“Bienaventurados los misericordiosos porque obtendrán misericordia”, dice una de las bienaventuranzas, las claves que nos dejó Jesús para ser felices acá en la tierra. Mientras el mundo promueve un mensaje en el que la felicidad está medida por el éxito personal y la comodidad a costa de todo, ser misericordiosos con el prójimo es visto como un retroceso y un obstáculo en el camino del prestigio y de la fama. No dudemos, ser cristianos pocas veces en la historia ha estado de moda. Pero tenemos el mayor ejemplo: Cristo se hizo hombre por amor a nosotros y no hay signo más grande que demuestre su misericordia que tomar nuestra condición para abrirnos el Cielo.
San Juan Pablo II fue el gran devoto de la Divina Misericordia. Muy ligada a Polonia y a su pontificado, esta devoción guió siempre sus pasos y fue durante la canonización de Sor Faustina Kowalska, la santa a quien se le apareció Jesús Misericordioso, que instituyó oficialmente la fiesta de la Divina Misericordia en toda la Iglesia. Testigo y mensajera del infinito amor que tiene Dios por todos los hombres, Jesús le manifestó que el día de esta festividad se derramará “un océano entero de gracias sobre aquellas almas que se acerquen a la fuente de Mi misericordia” y así obtendrán el perdón completo de sus pecados.
Esta celebración nos viene a recordar que el único camino para que la humanidad encuentre la paz es dirigirse con confianza a la Divina Misericordia. De ahí, brotan todas las gracias y todos los regalos que Dios nos quiere dar si somos humildes y nos reconocemos necesitados de su misericordia. Las letanías de la santa polaca se rezan a las tres de la tarde, en sintonía con la hora en que Jesús murió en la Cruz, y con ellas se implora la salvación del mundo entero.

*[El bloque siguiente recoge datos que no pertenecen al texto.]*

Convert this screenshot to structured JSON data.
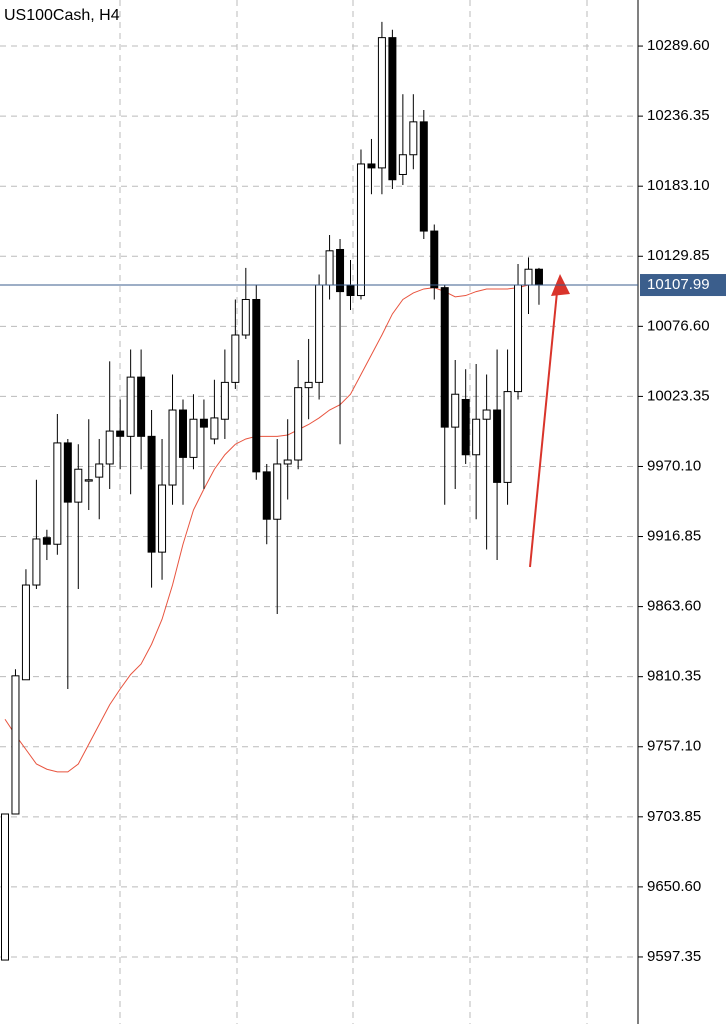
{
  "chart_data": {
    "type": "candlestick",
    "title": "US100Cash, H4",
    "ylim": [
      9546.4,
      10324.6
    ],
    "yticks": [
      {
        "value": 10289.6,
        "label": "10289.60"
      },
      10236.35,
      {
        "value": 10183.1,
        "label": "10183.10"
      },
      10129.85,
      {
        "value": 10076.6,
        "label": "10076.60"
      },
      10023.35,
      {
        "value": 9970.1,
        "label": "9970.10"
      },
      9916.85,
      {
        "value": 9863.6,
        "label": "9863.60"
      },
      9810.35,
      {
        "value": 9757.1,
        "label": "9757.10"
      },
      9703.85,
      {
        "value": 9650.6,
        "label": "9650.60"
      },
      9597.35
    ],
    "grid": true,
    "current_price": 10107.99,
    "current_price_color": "#3b5e8c",
    "up_color": "#ffffff",
    "down_color": "#000000",
    "ma_color": "#e8543f",
    "open": [
      9595,
      9706,
      9808,
      9880,
      9916,
      9911,
      9988,
      9943,
      9959,
      9962,
      9972,
      9997,
      9993,
      10038,
      9993,
      9905,
      9956,
      10013,
      9977,
      10006,
      9991,
      10006,
      10034,
      10070,
      10097,
      9966,
      9930,
      9972,
      9975,
      10030,
      10034,
      10108,
      10135,
      10108,
      10100,
      10200,
      10197,
      10296,
      10192,
      10207,
      10232,
      10149,
      10106,
      10000,
      10021,
      9979,
      10006,
      10013,
      9958,
      10027,
      10108,
      10120
    ],
    "high": [
      9706,
      9816,
      9892,
      9960,
      9922,
      10010,
      9991,
      9987,
      10006,
      9991,
      10050,
      10021,
      10059,
      10059,
      10013,
      9991,
      10040,
      10021,
      10025,
      10021,
      10036,
      10059,
      10097,
      10121,
      10108,
      9972,
      9991,
      10006,
      10051,
      10067,
      10116,
      10146,
      10143,
      10127,
      10211,
      10219,
      10308,
      10302,
      10253,
      10253,
      10241,
      10154,
      10108,
      10051,
      10044,
      10048,
      10040,
      10059,
      10059,
      10124,
      10129,
      10121
    ],
    "low": [
      9595,
      9706,
      9808,
      9877,
      9899,
      9903,
      9801,
      9877,
      9937,
      9930,
      9953,
      9968,
      9949,
      9968,
      9878,
      9884,
      9941,
      9941,
      9968,
      9953,
      9987,
      9991,
      10029,
      10067,
      9960,
      9911,
      9858,
      9945,
      9968,
      10006,
      10021,
      10097,
      9987,
      10089,
      10097,
      10177,
      10177,
      10181,
      10184,
      10196,
      10143,
      10097,
      9941,
      9953,
      9972,
      9930,
      9907,
      9899,
      9941,
      10021,
      10086,
      10093
    ],
    "close": [
      9706,
      9811,
      9880,
      9915,
      9911,
      9988,
      9943,
      9968,
      9960,
      9972,
      9997,
      9993,
      10038,
      9993,
      9905,
      9956,
      10013,
      9977,
      10006,
      10000,
      10007,
      10034,
      10070,
      10097,
      9966,
      9930,
      9972,
      9975,
      10030,
      10034,
      10108,
      10134,
      10103,
      10100,
      10200,
      10197,
      10296,
      10188,
      10207,
      10232,
      10149,
      10106,
      10000,
      10025,
      9979,
      10006,
      10013,
      9958,
      10027,
      10108,
      10120,
      10108
    ],
    "ma_values": [
      9778,
      9766,
      9755,
      9744,
      9740,
      9738,
      9738,
      9744,
      9759,
      9774,
      9789,
      9801,
      9812,
      9820,
      9835,
      9854,
      9880,
      9911,
      9937,
      9953,
      9968,
      9979,
      9987,
      9991,
      9993,
      9993,
      9993,
      9994,
      9998,
      10002,
      10007,
      10013,
      10017,
      10025,
      10040,
      10055,
      10070,
      10086,
      10097,
      10102,
      10105,
      10106,
      10103,
      10099,
      10100,
      10103,
      10105,
      10105,
      10105,
      10106,
      10108,
      10108
    ]
  }
}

“Cuanto más grande es el pecador, tanto más grande es el derecho que tiene a Mi misericordia” le dijo Jesús a Sor Faustina. Y todavía nos cuesta creer. Proclamamos que Dios es santo, que Dios es justo, pero nos cuesta abandonarnos en su misericordia. No nos damos cuenta que, si nos arrepentimos de corazón de nuestros pecados, volvemos a ser un alma pura , y nuestras faltas se borran para siempre de la memoria de Dios.

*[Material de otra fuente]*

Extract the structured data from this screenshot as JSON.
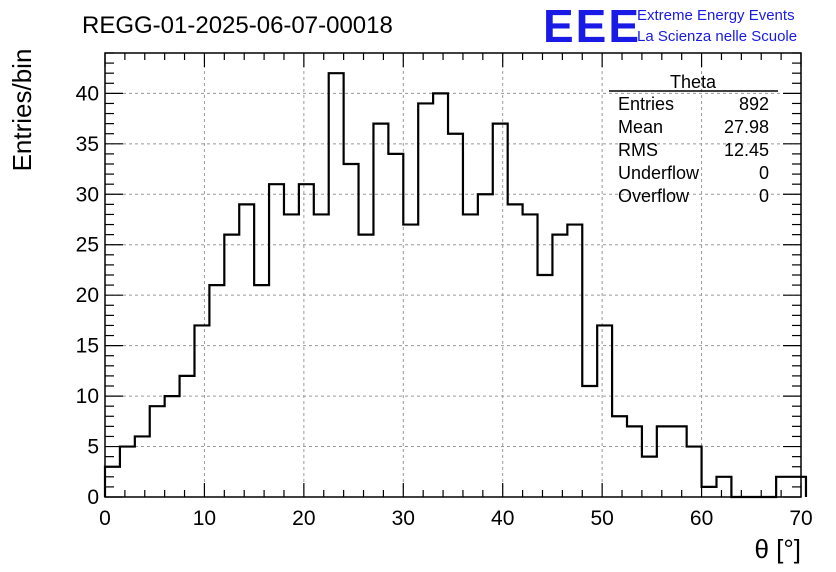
{
  "brand": {
    "logo": "EEE",
    "line1": "Extreme Energy Events",
    "line2": "La Scienza nelle Scuole",
    "color": "#1a1ae6"
  },
  "chart_data": {
    "type": "histogram",
    "title": "REGG-01-2025-06-07-00018",
    "xlabel": "θ [°]",
    "ylabel": "Entries/bin",
    "xlim": [
      0,
      70
    ],
    "ylim": [
      0,
      44
    ],
    "xticks": [
      0,
      10,
      20,
      30,
      40,
      50,
      60,
      70
    ],
    "yticks": [
      0,
      5,
      10,
      15,
      20,
      25,
      30,
      35,
      40
    ],
    "grid": true,
    "bin_width": 1.5,
    "bins_start": 0,
    "counts": [
      3,
      5,
      6,
      9,
      10,
      12,
      17,
      21,
      26,
      29,
      21,
      31,
      28,
      31,
      28,
      42,
      33,
      26,
      37,
      34,
      27,
      39,
      40,
      36,
      28,
      30,
      37,
      29,
      28,
      22,
      26,
      27,
      11,
      17,
      8,
      7,
      4,
      7,
      7,
      5,
      1,
      2,
      0,
      0,
      0,
      2,
      2
    ],
    "stats": {
      "name": "Theta",
      "rows": [
        {
          "label": "Entries",
          "value": "892"
        },
        {
          "label": "Mean",
          "value": "27.98"
        },
        {
          "label": "RMS",
          "value": "12.45"
        },
        {
          "label": "Underflow",
          "value": "0"
        },
        {
          "label": "Overflow",
          "value": "0"
        }
      ]
    },
    "legend_position": "top-right"
  }
}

La misericordia, “la cédula de identidad de Dios”, como dice el Papa Francisco; es el signo de que Dios pone todo de sí para que nos salvemos. Pero necesita de nuestro consentimiento, necesita de nuestros propósitos de conversión. Si su misericordia es infinita y nos perdonará cualquier falta, sin importar su gravedad si hay arrepentimiento sincero, entonces es posible que solo nos falte oración para que esa contrición sea verdadera y llena de ganas de recomenzar. “Dios que te creó sin ti, no te salvará sin ti”, decía San Agustín y como somos protagonistas de nuestra salvación, es nuestra libertad la puerta de acceso a la vida eterna o la terrible puerta a la condenación.
“Lento para la ira y de gran misericordia”, así es Dios con nosotros. Su misericordia es, como lo dice el tratado del Papa Francisco “Misericordiae Vultus”, el Rostro de la Misericordia, “fuente de alegría, de serenidad y de paz”. Por eso es lógico que se espere que un cristiano sea siempre alegre, porque sin importar nuestro pecado, tenemos un Dios que nos ama sin límites y nos perdona siempre.
Así como es la forma de amar de Dios, también tiene que ser la forma de vivir de los hombres. ¿Cómo poner en práctica esta virtud? Las obras de misericordia son nuestra gran llave al Cielo: visitar y cuidar al enfermo, dar de comer al hambriento, dar de beber al sediento, dar posada al peregrino, vestir al desnudo, visitar al cautivo, enterrar a los difuntos. Y la lista puede ser infinita, como también son infinitos los caminos para aliviar y consolar a los que están cerca nuestro. Será cuestión, entonces, de estar atentos y saber leer las necesidades de los demás.